This was a prospective cohort study using an historical control group to analyze fall incidence, risk factors associated with falls, and costs arising before and after implementation of a FPP. We conducted this study in a 91-bed elective orthopaedic hospital. The majority of this hospital’s inpatient volume (approximately 80%) is elective admissions for orthopaedic procedures, including THA and TKA. A minority of patients (approximately 20%) are transfers from an affiliated trauma center mainly consisting of patients with orthopaedic trauma who have undergone surgery and are awaiting placement in rehabilitation. The study population included all patients hospitalized within a 5-year period preintervention from January 1, 2003, to December 31, 2007, and for 1 year postintervention from July 1, 2008, to June 30, 2009.
We used administrative data to identify variables relating to the entire population during the study period, including age, length of stay, and reason for admission. Fall incident report forms, which are handwritten at the time of the incident, were reviewed to identify patients who fell during the 6-year study period (JGG, RTM). The falls incident report form is a standardized document that has a checklist for information relating to a fall event, including date, time, location, circumstance, use of devices, and any injuries received. This form has a section that must be filled out by the nurse who discovers the patient who fell. This form also has a section that must be filled out by the in-house doctor. This means that a doctor must review the patient after any fall regardless of how innocuous a fall may seem. In this section, the doctor gives his or her clinical impression of the fall, likely injuries if present, and a plan for further management. The decision to order radiologic investigation is based on the clinical judgment of the doctor reviewing the patient. It is based on mechanism of the fall, findings on physical examination, previous orthopaedic procedures, and clinical suspicion of injury. We analyzed the medical records of all patients who fell to identify risk factors associated with falls, fall-related injuries, and all related costs for the year preintervention and the year postintervention. This project was reviewed by our institutional ethics board, which waived the need for approval.
In February 2008, a multidisciplinary task force was established to develop a FPP with the aim of creating a safe environment for inpatients and to reduce the incidence of falls and consequent injuries. The various elements of the plan were introduced in stages during a 6-month period and the FPP was fully operational by July 1, 2008 (Table ).

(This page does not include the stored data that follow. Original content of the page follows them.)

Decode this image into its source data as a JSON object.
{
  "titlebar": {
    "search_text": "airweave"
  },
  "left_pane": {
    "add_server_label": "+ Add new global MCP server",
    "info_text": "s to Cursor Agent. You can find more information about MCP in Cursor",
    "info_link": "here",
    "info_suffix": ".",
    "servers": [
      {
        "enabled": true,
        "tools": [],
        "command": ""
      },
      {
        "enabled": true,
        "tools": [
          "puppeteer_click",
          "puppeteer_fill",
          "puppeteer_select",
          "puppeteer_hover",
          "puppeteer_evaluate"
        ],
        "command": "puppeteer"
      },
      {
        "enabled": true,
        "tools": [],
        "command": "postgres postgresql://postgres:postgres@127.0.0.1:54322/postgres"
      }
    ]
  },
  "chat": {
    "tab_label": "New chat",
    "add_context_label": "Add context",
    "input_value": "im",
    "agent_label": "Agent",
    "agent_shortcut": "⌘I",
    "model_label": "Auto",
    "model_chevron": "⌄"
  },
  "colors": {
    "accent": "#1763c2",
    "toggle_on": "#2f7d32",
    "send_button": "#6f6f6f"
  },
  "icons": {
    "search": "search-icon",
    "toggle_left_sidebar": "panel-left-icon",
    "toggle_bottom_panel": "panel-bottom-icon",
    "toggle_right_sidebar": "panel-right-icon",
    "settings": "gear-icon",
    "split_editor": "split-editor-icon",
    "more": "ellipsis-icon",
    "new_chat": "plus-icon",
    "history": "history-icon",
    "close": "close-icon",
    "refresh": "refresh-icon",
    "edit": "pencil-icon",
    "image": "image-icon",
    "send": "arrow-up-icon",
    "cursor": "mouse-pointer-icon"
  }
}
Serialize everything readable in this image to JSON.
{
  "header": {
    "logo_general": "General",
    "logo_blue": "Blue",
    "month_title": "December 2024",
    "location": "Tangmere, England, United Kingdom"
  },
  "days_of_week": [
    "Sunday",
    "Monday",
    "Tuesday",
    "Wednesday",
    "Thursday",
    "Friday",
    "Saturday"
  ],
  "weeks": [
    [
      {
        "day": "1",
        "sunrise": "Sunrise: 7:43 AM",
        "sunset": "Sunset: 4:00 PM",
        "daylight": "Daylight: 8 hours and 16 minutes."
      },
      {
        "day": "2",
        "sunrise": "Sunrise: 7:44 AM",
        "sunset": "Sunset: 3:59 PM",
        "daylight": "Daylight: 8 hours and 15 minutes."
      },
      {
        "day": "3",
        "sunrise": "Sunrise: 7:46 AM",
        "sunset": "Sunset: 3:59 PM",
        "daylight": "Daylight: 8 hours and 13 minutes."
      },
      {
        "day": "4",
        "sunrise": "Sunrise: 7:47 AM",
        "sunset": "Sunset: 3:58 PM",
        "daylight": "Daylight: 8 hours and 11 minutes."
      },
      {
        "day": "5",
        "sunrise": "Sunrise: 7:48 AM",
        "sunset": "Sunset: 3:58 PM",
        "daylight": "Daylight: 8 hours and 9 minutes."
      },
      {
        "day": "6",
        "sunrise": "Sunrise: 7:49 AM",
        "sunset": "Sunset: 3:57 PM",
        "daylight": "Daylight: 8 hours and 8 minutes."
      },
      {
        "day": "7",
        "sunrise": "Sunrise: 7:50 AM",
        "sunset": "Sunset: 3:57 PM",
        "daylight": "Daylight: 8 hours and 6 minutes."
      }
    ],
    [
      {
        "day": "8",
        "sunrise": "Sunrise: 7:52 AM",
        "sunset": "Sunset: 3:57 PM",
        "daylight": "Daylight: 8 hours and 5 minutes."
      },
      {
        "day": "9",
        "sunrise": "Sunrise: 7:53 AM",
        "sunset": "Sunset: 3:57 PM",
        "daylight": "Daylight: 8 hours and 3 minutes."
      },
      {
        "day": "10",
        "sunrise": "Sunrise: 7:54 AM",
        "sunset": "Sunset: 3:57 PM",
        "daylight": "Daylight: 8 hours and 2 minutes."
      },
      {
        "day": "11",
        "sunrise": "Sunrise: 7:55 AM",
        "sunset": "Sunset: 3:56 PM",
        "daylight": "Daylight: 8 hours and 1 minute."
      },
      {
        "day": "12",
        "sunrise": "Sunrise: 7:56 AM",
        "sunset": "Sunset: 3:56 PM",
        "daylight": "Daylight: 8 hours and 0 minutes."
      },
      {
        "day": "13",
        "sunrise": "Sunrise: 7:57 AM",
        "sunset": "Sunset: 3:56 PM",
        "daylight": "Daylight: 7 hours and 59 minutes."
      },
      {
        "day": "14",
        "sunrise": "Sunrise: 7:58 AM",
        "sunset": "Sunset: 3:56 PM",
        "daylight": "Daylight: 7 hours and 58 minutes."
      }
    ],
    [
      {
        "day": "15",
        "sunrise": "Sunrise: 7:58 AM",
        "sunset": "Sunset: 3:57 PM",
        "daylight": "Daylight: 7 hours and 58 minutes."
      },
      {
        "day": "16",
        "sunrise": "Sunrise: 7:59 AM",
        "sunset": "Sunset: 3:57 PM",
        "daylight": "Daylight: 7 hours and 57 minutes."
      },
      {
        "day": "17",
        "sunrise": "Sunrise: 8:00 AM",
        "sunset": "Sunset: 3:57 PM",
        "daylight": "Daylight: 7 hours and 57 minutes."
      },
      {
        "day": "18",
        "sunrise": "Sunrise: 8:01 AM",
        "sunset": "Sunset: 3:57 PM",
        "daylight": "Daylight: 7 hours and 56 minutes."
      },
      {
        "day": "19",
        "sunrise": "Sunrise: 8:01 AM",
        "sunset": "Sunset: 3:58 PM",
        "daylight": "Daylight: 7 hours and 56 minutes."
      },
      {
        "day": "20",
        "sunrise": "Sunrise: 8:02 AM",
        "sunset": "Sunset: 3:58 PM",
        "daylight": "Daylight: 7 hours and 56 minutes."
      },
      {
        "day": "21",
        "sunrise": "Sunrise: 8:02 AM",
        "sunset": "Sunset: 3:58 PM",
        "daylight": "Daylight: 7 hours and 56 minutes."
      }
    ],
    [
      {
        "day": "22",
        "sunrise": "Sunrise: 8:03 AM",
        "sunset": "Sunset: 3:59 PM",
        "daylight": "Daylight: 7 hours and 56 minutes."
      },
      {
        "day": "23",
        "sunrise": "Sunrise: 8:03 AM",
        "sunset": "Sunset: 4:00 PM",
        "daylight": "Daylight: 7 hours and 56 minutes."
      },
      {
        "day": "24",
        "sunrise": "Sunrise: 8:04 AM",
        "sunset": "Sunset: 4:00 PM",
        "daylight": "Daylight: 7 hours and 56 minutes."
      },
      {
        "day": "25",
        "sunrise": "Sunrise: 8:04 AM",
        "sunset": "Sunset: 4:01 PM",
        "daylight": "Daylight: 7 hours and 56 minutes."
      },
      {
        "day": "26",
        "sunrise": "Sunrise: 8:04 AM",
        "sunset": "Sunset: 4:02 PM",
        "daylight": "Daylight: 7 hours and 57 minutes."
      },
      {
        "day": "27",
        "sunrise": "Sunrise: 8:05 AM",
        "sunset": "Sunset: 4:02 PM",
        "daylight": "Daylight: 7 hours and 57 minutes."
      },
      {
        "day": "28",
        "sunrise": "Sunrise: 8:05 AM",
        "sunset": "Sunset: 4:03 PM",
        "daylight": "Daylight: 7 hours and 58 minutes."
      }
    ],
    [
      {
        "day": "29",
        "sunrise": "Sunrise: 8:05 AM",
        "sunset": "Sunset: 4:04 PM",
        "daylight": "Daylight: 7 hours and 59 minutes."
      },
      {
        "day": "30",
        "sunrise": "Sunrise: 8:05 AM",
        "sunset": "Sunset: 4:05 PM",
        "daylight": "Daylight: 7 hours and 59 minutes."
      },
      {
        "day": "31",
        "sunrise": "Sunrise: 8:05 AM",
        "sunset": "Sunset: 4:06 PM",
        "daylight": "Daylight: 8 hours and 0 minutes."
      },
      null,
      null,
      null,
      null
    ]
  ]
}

The Falls Prevention Program
Starting July 1, 2008, all patients, on admission to the ward, received a falls risk assessment from the nurses. Patients deemed at high risk of a fall were placed in designated beds on that particular ward next to the nursing station where they could be closely monitored. Falls assessment was performed using the Falls Risk Assessment Scale for the Elderly (FRASE) risk assessment tool. This tool was selected because it has been prospectively validated [7
Staff education and training were priorities in the FPP. An initial 1-hour structured education session on the fall prevention interventions was provided for all staff. Specific roles were highlighted for the different health workers, including nursing staff, support staff, occupational therapy, and physiotherapy staff. Information on patient transfer, provision of mobility devices, and provision of adequate footwear were among the topics discussed. Voiding was highlighted as a major risk in falls and focus was placed on this aspect of patient care. In addition to patient assessment and staff training, changes to the infrastructure of wards also were implemented. The falls prevention committee, representing the involved healthcare professionals, was installed to audit the progression of the FPP every 2 months.
We (JGG, ARM, JSB) identified all costs relating to falls for the 2-year study period. The cost of falls was subdivided into its major components: acute ward costs, operating room costs, nonoperating room treatment costs, transfer costs, and investigations performed. Ward expenses were computed with the aid of the financial department. We used patient charts, nursing notes, and operation notes where applicable to identify all costs relating to a fall episode. Using these data, the individual total cost incurred in the treatment of each patient was calculated. We also calculated the cost of the FPP. They were subdivided into staff and infrastructure costs. Initial staff-related costs resulting from protected time for training and audit meetings were calculated by matching pay grades to the numbers of hours spent by all staff in training. We calculated infrastructure costs from the accounting department relating to provision of new equipment, repairs, and labor costs.
Between January 1, 2003, and December 31, 2007, 19,057 orthopaedic patients were admitted to our hospital resulting in 118,865 bed days. A test for homogeneity of annual fall rates was performed using a chi square test through contingency tables. This showed no significant difference between years when comparing the falls incidence from 2003 through 2007 (p = 0.245), before formulation of the FPP (Table ). Therefore, for further analysis, we grouped these observations together to make a more powerful inference with respect to the effects of the intervention implemented in 2008.
Fall rates among preintervention years
Frequency distributions and summary statistics, including count (percentage) and mean ± SD, were used to describe patient characteristics, prevalence of patient falls, and associated risk factors. We applied one-sided and two-sided z-tests for statistical analysis where appropriate using SPSS, Version 16.0 (SPSS Inc, Chicago, IL). p Values < 0.05 were considered to be statistically significant.